Recently however one of the original developers decided to completely overhaul the game, adapt it to the modern times and republish it in English. That edition of the game will be called "Spectres & Shadows". It's not finished yet, but what's there already is seriously awesome. The new game will be funded through Kickstarter, and to make things really attractive from the get go, he decided to team up with his old buddies and attract a cartographer to revamp the old dungeon maps. And that's where I got involved.

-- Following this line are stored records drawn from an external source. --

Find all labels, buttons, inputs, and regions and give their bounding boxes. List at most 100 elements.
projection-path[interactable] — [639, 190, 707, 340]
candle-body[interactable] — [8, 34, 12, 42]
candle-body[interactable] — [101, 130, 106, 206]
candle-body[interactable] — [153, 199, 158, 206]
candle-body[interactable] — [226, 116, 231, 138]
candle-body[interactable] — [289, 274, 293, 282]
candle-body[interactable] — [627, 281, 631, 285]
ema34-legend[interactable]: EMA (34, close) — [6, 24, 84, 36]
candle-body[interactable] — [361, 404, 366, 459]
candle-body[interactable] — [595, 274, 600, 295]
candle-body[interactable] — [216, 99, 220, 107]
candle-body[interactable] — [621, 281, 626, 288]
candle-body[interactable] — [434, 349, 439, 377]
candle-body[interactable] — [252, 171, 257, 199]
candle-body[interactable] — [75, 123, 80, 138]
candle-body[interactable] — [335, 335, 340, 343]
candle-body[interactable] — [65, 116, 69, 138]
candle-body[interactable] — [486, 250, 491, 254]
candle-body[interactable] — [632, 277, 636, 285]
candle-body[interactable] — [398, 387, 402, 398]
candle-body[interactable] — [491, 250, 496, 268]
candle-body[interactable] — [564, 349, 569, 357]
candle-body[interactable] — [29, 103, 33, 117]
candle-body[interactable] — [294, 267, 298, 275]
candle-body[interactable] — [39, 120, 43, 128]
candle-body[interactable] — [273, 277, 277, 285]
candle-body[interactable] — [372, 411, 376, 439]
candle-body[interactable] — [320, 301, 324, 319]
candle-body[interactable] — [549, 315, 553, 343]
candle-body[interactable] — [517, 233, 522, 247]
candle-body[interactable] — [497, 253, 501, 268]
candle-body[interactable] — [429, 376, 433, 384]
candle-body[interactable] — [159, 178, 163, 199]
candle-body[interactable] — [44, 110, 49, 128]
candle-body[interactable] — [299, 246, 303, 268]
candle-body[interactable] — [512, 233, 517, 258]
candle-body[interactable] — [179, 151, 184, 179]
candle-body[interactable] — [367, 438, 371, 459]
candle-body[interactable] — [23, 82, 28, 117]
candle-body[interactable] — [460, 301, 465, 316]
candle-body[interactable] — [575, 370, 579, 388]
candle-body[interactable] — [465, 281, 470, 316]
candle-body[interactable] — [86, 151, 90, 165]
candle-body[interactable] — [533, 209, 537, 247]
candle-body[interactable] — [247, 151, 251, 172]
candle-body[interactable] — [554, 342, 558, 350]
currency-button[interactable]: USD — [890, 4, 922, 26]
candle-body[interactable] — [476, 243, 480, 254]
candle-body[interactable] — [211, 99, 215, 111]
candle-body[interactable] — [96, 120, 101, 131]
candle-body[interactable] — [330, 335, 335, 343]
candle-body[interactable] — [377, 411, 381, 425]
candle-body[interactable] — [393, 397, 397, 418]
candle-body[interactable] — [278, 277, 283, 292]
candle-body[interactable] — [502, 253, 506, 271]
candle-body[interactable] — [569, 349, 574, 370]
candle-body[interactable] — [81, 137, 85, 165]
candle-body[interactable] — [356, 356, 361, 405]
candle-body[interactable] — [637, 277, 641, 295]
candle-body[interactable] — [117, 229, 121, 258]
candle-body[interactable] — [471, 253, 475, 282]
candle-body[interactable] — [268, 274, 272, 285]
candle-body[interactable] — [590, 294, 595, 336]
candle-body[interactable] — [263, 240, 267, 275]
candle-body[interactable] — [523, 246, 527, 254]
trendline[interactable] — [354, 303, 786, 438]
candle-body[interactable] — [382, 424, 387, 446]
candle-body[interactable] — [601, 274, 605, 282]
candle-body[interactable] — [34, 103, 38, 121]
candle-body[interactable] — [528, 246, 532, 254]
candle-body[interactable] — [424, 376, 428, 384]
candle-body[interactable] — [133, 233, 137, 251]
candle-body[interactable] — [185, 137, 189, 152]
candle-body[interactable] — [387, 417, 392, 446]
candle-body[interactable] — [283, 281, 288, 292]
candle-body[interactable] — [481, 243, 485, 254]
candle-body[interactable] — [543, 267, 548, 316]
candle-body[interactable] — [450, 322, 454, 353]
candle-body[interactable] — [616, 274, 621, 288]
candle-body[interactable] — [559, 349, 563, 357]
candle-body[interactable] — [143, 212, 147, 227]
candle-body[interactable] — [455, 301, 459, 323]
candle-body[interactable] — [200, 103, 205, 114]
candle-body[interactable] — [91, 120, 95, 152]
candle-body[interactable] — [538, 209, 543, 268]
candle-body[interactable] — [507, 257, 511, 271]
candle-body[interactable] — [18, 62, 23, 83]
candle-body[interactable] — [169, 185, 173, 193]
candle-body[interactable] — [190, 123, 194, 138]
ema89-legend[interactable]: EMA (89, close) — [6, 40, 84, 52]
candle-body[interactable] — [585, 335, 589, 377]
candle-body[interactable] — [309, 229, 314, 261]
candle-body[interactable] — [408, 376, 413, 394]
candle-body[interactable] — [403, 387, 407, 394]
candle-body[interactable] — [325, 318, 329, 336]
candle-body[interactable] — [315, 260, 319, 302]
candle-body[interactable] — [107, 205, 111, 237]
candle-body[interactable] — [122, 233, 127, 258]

Here's the WIP thread for the first dungeon. And this is the final version:



If you have any remarks or suggestions, let 'em come!

----------


## Wired

Wow, I just love these kind of isometric maps! Can't rep you, though.  :Frown:

----------


## Voolf

Said it on Deviant Art and I will say it here. This is an outstanding iso map, as Wired stated.

----------


## DrWho42

i love isometric maps. this would make for a fun 3D-printable layout!

----------


## Ilanthar

Great map! You're getting so good at those iso "cut-views" buildings!

----------


## rdanhenry

Looks great! The layout is clear, the colors bright, the shadows gloomy, and the composition pleasing.

I do have two things to point out that appear problematic. The first is that tombs are for storing dead people, and there is no sign of that here. Maybe the name is deliberately misleading, though, so that's a minor issue. The second point is more serious. You have stars showing through the moon. Now, maybe those aren't crescent moons, but massively carved out remnants of moons, though that would be an absurd coincidence that they'd have such matching damage, even before getting into the physics. I suppose the moons could be some magical stone that turns completely transparent when not illuminated, but while there are these possible exotic explanations, it's most likely an oversight, and will always appear a mistake if the illustration is presented before the explanation.

What did you use for the "paper" texture? It's very nice, giving a bit of tactile sense to the map without calling attention to itself.

----------


## Caenwyr

Hey Dan! You're absolutely right about the moons. I noticed it too, and then forgot about it! Shame on me...

About the naming : that's something for the client to decide. I'm just the mapper! ;-) 

Sent from my SM-A705FN using Tapatalk

----------


## bkh1914

A great dungeon map.
I love the perspective view.

----------